Chinese scientists have analyzed millions of severe acute respiratory syndrome coronavirus 2 (SARS-CoV-2) genomes and identified two main genetic drivers of the ongoing coronavirus disease 2019 (COVID-19) pandemic.
The study is currently available on the bioRxiv* preprint server.
Since the start of the pandemic in China in December 2019, the COVID-19 pandemic has caused over 642 million infections and over 6.6 million deaths worldwide. Even after three years of the pandemic, the origin of SARS-CoV-2, the pathogen responsible for COVID-19, remains unclear. To prevent the emergence of future coronavirus epidemics, it is important to know the dynamics of viral transmission from its natural reservoir to humans.
The first SARS-CoV-2 genomes were classified into two main lineages, S and L. While the L lineage constituted 70% of the genomes sequenced, the S lineage was associated with 30% of the genomes sequenced during the early phase of the pandemic.
Evolutionary studies have suggested that the S lineage is more related to coronaviruses in animals. However, due to inadequate genomic sequences at the start of the pandemic phase, the exact origin of SARS-CoV-2 could not be detected.
In the current study, scientists analyzed more than 3 million SARS-CoV-2 genomes from the publicly available viral genome database and used two gene loci to identify the haplotype of the virus. most recent common ancestor (MRCA) and determine the proximal geographic origin of the virus.
Two gene loci used in the analysis were amino acid 614 of spike protein (S_614) and amino acid 48 of non-structural protein 8 (NSP8_48).
Analysis of a total of 3.14 million viral genomes using two gene loci identified seven S_614 alleles, six NSP8_48 alleles and 16 linkage haplotypes. A haplotype is a group of genes within an organism that have been inherited together from a single parent.
The GL haplotype, S_614G and NSP8_48L, constituted approximately 99% of the sequenced genomes. It was the main haplotype causing the pandemic worldwide. In contrast, the DL haplotype, defined as S_614D and NS8_48L, constituted about 60% of the genomes in China and only 0.45% of the global genomes. This haplotype was the main driver of the pandemic in China in March 2020.
In addition, the GS (S_614G and NS8_48S), DS (S_614D and NS8_48S) and NS (S_614N and NS8_48S) haplotypes accounted for 0.26%, 0.06% and 0.0067% of the sequenced genomes, respectively.
The main evolutionary trajectory of SARS-CoV-2 was determined as DS→DL→GL. The other haplotypes were minor evolutionary byproducts.

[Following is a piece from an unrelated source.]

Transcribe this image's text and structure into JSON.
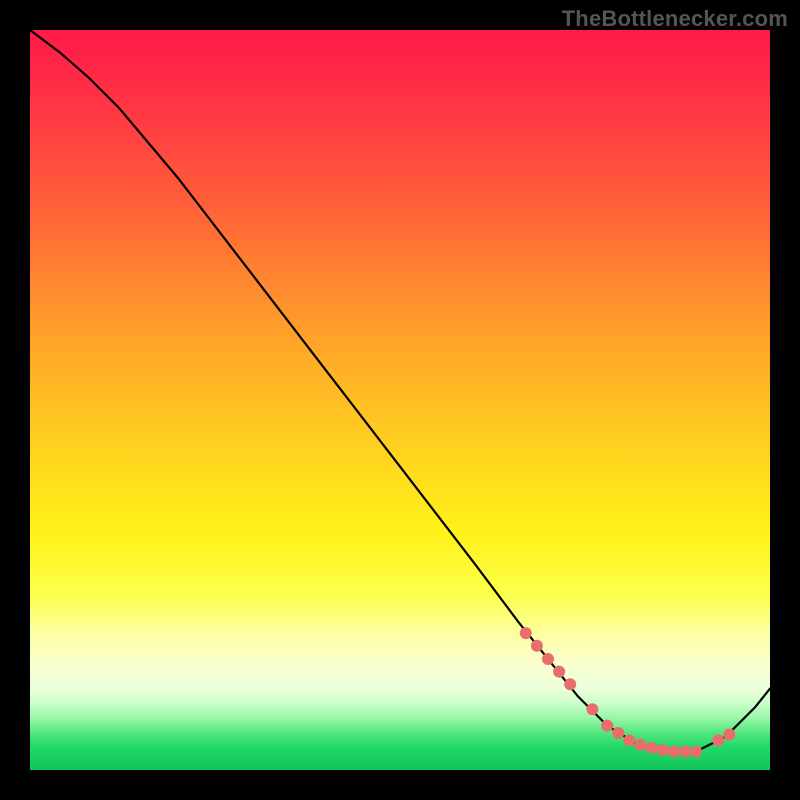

An interesting finding from the study was that the most recent GL haplotype was associated with the oldest hour of MRCA (May 2019). In contrast, the oldest DS haplotype had the most recent MRCA time (October 2019). This observation indicates that the ancestral strains of SARS-CoV-2 that created the GL haplotype died out and were replaced by the newer strains more adapted to their place of origin.
The new strains appeared, evolved into toxic strains and triggered an epidemic in China where GL strains were not predefined at the end of 2019. GL strains began to spread around the world even before their discovery and have triggered the global pandemic. However, their existence could not be detected until the declaration of the pandemic in China.

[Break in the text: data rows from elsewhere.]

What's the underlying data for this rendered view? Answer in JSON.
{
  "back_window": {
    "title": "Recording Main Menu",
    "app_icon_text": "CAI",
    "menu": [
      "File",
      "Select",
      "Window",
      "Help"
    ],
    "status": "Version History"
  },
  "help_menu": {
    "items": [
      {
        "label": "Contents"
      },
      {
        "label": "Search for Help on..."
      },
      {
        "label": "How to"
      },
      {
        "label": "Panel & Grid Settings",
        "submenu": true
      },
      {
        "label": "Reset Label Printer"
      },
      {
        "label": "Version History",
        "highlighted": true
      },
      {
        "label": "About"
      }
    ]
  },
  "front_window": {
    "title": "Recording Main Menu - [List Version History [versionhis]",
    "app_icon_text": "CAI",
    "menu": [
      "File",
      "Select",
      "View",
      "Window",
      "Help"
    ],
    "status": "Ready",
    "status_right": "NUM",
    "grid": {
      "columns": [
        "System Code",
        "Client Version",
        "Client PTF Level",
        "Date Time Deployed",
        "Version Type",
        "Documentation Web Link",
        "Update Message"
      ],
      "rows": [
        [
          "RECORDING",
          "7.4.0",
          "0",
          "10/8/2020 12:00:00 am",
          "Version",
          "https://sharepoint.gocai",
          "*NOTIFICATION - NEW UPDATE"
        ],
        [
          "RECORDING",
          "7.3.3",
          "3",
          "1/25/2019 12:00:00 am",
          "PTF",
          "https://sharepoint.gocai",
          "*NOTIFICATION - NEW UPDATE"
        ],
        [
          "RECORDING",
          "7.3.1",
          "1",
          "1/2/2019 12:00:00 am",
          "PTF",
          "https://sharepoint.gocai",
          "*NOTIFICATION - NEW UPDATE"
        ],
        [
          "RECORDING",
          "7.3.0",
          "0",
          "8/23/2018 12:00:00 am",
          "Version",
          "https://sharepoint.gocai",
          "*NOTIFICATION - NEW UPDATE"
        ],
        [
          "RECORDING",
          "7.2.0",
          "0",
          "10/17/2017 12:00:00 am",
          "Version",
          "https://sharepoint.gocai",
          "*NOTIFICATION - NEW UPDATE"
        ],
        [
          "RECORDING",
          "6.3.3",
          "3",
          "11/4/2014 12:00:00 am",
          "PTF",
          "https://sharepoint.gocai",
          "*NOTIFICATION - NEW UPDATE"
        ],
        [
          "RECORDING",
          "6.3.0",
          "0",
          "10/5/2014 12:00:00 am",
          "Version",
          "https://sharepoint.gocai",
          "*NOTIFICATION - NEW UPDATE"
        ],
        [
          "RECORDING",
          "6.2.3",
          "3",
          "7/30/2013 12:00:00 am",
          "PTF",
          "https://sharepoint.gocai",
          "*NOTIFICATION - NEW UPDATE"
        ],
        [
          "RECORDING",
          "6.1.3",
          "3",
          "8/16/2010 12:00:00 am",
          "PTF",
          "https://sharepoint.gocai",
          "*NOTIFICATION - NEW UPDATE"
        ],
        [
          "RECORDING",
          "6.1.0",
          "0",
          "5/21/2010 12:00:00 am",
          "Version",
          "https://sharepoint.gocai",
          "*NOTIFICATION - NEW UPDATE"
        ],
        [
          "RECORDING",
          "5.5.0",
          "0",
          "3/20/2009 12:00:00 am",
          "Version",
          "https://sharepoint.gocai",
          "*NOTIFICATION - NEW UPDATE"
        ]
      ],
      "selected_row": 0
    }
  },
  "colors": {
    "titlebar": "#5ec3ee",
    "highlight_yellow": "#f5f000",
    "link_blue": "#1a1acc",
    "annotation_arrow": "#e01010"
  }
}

Only a slight impact of the GL haplotype was observed in China during the early phase of the pandemic due to its late emergence and strict control measures.
Significance of the study
The study describes the evolutionary trajectory of SARS-CoV-2, which suggests two major beginnings of the COVID-19 pandemic. The DL haplotype in China led one start, and the GL haplotype led the other in the rest of the world.
The study could not detect the place of origin of the GL haplotype because this haplotype was already circulating in the world before the declaration of the pandemic. However, a recent study has suggested that the GL haplotype may have emerged in Europe.
bioRxiv publishes preliminary scientific reports that are not peer-reviewed and, therefore, should not be considered conclusive, guide clinical practice/health-related behaviors, or treated as established information.